Et le successeur de Bruno Le Maire à l'Economie et aux Finances d'assumer : "Ma famille politique porte un message : ce n’est pas en matraquant les entreprises et en augmentant le coût du travail qu’on crée de l’emploi et de la croissance".
"Le groupe EPR a raison d’insister : il faut aller le plus loin possible pour préserver les allègements de cotisations", ajoute-t-il pour que les choses soient claires, alors que Gabriel Attal et ses troupes à l'Assemblée nationale refusent la baisse des exonérations de cotisations patronales sur lesquelles le gouvernement compte pour récupérer quatre milliards d'euros via le projet de loi de financement de la Sécurité sociale.
"Je suis ministre de Michel Barnier et surtout j’appartiens à la famille Ensemble pour la République", explique Antoine Armand, qui ne semble pas être en proie à un conflit de loyauté. "Arrêtons d’avoir peur des mots : nous sommes dans une coalition. Cela signifie que des forces politiques qui ne sont pas d’accord sur tout travaillent ensemble", rappelle le ministre.
Des propos presque instantanément approuvés par le chef de file des députés du parti présidentiel, Gabriel Attal (Ensemble pour la République), qui sur son compte X (ex-Twitter), loue une "interview juste et responsable", avant de redire que "des chemins alternatifs à la hausse des charges existent" pour faire des économies.
Ludovic Mendes (EPR) salue également une "position courageuse et réaliste". Tout comme sa collègue Constance Le Grip (EPR) qui donne "raison" au ministre : "Nous ne pouvons pas augmenter le coût du travail". "Maintenir la cohérence de l'action menée depuis 7 ans aux côtés du Président de la République est essentiel", estime aussi Marie Lebec (EPR), exprimant le "plein soutien des députés EPR" au locataire de Bercy.

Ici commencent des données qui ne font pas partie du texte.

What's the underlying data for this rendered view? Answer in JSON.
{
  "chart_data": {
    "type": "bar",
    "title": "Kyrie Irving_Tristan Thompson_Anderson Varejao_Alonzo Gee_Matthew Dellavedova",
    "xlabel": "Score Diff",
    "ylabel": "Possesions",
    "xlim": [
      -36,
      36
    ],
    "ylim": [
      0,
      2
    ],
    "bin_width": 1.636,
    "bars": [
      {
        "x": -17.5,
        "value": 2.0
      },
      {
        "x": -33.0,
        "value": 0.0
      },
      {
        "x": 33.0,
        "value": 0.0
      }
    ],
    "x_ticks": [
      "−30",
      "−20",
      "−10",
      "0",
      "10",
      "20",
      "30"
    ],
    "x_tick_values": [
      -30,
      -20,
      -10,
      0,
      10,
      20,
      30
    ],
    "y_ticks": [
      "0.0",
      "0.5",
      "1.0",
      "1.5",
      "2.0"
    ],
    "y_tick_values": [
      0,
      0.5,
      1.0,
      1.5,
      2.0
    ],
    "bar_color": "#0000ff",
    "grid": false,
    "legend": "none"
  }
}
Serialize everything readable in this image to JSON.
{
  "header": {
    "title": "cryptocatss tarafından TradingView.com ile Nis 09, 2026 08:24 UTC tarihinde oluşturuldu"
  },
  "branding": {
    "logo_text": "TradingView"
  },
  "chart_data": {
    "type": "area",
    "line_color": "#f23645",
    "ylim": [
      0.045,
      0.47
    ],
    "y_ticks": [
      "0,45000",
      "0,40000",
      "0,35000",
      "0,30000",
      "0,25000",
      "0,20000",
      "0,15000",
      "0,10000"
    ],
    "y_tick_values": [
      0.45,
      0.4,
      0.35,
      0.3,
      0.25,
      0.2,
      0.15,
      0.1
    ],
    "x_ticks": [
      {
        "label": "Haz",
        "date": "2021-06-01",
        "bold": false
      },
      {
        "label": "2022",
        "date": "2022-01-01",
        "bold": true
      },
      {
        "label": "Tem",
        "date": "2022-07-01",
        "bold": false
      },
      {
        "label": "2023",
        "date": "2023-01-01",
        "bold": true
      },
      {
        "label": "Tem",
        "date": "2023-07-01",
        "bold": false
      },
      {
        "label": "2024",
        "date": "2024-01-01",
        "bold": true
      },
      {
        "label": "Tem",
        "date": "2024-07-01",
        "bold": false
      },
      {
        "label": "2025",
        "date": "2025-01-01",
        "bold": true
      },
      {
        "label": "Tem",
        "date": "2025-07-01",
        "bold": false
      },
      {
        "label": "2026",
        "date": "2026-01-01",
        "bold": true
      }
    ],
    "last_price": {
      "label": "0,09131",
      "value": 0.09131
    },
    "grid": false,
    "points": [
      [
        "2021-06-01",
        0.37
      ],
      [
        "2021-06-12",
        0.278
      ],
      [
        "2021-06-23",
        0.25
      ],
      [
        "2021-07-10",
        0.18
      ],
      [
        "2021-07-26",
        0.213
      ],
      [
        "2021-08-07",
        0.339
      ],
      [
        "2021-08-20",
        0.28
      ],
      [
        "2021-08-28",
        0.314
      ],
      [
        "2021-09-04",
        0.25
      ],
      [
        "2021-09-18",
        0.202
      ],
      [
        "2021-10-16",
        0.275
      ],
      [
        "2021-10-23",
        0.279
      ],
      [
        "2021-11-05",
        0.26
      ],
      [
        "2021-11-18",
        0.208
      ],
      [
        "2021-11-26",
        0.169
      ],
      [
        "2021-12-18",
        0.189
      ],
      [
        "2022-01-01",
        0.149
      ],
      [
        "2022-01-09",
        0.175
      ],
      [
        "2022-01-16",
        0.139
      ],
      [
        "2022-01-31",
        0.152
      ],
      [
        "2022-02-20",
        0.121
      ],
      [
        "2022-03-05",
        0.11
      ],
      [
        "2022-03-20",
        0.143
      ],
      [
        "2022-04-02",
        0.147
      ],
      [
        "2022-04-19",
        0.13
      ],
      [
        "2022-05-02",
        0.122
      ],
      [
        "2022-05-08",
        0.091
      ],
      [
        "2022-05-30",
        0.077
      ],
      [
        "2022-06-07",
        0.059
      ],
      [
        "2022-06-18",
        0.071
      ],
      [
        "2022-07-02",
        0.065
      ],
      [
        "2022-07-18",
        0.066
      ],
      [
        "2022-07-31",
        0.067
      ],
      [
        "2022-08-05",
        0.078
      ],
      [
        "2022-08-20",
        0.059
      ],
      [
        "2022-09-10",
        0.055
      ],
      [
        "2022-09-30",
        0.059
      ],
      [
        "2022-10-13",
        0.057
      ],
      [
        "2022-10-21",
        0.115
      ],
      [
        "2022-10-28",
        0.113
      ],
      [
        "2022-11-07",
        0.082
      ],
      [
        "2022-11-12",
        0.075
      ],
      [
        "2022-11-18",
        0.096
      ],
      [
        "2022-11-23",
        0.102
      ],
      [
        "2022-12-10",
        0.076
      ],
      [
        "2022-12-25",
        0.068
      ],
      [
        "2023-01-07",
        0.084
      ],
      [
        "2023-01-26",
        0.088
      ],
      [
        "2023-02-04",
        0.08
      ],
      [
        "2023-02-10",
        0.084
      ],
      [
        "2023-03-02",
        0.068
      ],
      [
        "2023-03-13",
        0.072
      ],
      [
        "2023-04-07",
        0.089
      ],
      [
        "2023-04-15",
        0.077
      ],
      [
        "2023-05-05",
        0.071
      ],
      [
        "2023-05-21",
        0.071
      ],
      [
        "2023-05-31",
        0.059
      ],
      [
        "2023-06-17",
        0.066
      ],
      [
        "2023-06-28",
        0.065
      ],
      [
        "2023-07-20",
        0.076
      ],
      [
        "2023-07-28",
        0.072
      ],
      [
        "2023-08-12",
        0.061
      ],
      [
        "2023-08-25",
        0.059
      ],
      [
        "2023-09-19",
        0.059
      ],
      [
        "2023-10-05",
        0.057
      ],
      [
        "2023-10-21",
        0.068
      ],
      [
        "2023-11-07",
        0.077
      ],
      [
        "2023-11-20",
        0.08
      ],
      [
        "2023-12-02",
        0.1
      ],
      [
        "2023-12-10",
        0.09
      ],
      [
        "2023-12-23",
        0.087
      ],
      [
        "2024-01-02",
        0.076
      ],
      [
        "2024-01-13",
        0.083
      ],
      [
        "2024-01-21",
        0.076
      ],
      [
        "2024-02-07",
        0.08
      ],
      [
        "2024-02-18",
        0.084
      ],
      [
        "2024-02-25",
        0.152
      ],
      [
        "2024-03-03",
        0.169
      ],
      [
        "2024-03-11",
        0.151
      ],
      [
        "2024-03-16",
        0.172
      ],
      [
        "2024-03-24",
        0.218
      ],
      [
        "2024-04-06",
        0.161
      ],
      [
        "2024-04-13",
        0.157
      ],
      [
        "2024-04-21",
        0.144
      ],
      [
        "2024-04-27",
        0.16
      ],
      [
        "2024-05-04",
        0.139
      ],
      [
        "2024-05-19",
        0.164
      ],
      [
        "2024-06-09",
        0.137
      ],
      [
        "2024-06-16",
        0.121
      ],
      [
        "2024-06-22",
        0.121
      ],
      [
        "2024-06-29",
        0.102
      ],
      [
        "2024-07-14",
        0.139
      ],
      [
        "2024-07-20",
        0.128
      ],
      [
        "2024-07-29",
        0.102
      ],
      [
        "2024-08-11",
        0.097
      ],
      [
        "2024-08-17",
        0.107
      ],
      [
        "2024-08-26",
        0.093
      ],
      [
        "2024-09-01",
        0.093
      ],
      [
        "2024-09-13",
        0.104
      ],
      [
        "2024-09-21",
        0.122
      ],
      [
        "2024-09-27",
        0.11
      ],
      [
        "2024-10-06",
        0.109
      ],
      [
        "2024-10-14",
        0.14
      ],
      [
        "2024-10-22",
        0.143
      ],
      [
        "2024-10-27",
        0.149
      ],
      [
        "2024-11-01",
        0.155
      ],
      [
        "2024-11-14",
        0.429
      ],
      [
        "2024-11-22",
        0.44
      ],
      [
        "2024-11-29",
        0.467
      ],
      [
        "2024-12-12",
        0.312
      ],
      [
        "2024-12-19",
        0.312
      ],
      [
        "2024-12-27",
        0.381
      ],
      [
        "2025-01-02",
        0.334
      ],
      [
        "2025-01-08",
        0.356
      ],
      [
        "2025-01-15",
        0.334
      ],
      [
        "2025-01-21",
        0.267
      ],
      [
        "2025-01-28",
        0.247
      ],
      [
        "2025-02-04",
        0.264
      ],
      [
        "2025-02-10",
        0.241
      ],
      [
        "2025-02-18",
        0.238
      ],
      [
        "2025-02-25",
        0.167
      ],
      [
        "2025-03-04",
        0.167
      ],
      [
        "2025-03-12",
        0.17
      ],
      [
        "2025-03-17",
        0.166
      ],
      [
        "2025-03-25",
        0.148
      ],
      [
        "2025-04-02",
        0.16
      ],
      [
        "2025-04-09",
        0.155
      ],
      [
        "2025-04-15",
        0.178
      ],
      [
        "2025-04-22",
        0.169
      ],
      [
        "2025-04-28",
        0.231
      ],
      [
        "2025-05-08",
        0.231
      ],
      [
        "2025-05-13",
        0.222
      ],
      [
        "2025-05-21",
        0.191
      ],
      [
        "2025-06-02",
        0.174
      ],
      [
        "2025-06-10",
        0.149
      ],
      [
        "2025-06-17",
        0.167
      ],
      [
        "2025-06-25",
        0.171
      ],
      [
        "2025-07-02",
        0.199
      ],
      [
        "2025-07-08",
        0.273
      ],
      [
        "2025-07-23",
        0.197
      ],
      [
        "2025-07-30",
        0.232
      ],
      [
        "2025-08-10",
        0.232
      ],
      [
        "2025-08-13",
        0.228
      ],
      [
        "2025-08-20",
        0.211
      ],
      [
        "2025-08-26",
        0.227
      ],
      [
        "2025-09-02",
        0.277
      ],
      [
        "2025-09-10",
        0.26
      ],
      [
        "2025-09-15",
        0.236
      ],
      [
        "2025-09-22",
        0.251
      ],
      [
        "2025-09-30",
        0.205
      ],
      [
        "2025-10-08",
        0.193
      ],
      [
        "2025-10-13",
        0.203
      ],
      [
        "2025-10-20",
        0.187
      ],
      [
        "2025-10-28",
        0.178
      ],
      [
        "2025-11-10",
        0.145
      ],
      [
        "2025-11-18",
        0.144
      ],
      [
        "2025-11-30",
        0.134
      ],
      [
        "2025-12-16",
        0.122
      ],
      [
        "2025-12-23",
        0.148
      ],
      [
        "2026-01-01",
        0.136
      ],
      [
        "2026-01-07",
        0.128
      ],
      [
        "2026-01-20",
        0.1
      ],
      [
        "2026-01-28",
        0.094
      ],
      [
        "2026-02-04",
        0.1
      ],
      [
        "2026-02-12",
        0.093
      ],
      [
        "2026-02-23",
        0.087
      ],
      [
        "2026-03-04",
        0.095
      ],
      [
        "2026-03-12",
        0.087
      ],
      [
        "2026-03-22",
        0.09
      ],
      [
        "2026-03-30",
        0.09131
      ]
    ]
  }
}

Mardi déjà, à l'issue de leur réunion de groupe, les députés Ensemble pour la République ont fait monter la pression sur le Premier ministre, Michel Barnier, faisant savoir qu'ils mettraient leur poids dans la balance pour que les commissions mixtes paritaires qui seront convoquées sur le budget de la Sécu et le budget de l'Etat soient - ou pas - conclusives en fonction de l'arbitrage qui sera rendu par Matignon sur le coût du travail. Concernant la CMP qui aura lieu la semaine prochaine pour tenter de trouver un accord entre l'Assemblée et le Sénat sur le projet de loi de financement de la Sécurité sociale, les élus du parti présidentiel prendront leur décision mardi 26 novembre. Or, compte tenu de la composition de cette instance de conciliation entre les deux Chambres du Parlement, leur voix sera décisive.
Invité de l'Association des journalistes parlementaires, mercredi 20 novembre, Mathieu Lefèvre (EPR) a affirmé considérer "à titre personnel qu'une copie où il y a un euro d'augmentation de coût du travail n'[était] pas acceptable". "C'est tout ou rien" a-t-il insisté, alors que le gouvernement a proposé le week-end dernier de diviser par deux l'effort demandé aux entreprises, ce qui voudrait dire passer de quatre milliards d'euros à deux milliards. Sous couvert d'anonymat, un autre député EPR estime, quant à lui, "qu'en deçà du milliard" d'euros d'augmentation de charges, un accord pourrait s'esquisser.
En cas de blocage et d'échec de la CMP, un pilier du groupe Ensemble pour la République - qui compte le plus grand nombre de députés du "socle commun" à l'Assemblée nationale - confie à LCP qu'il pourrait être envisagé de faire sortir du gouvernement les ministres issus du parti présidentiel.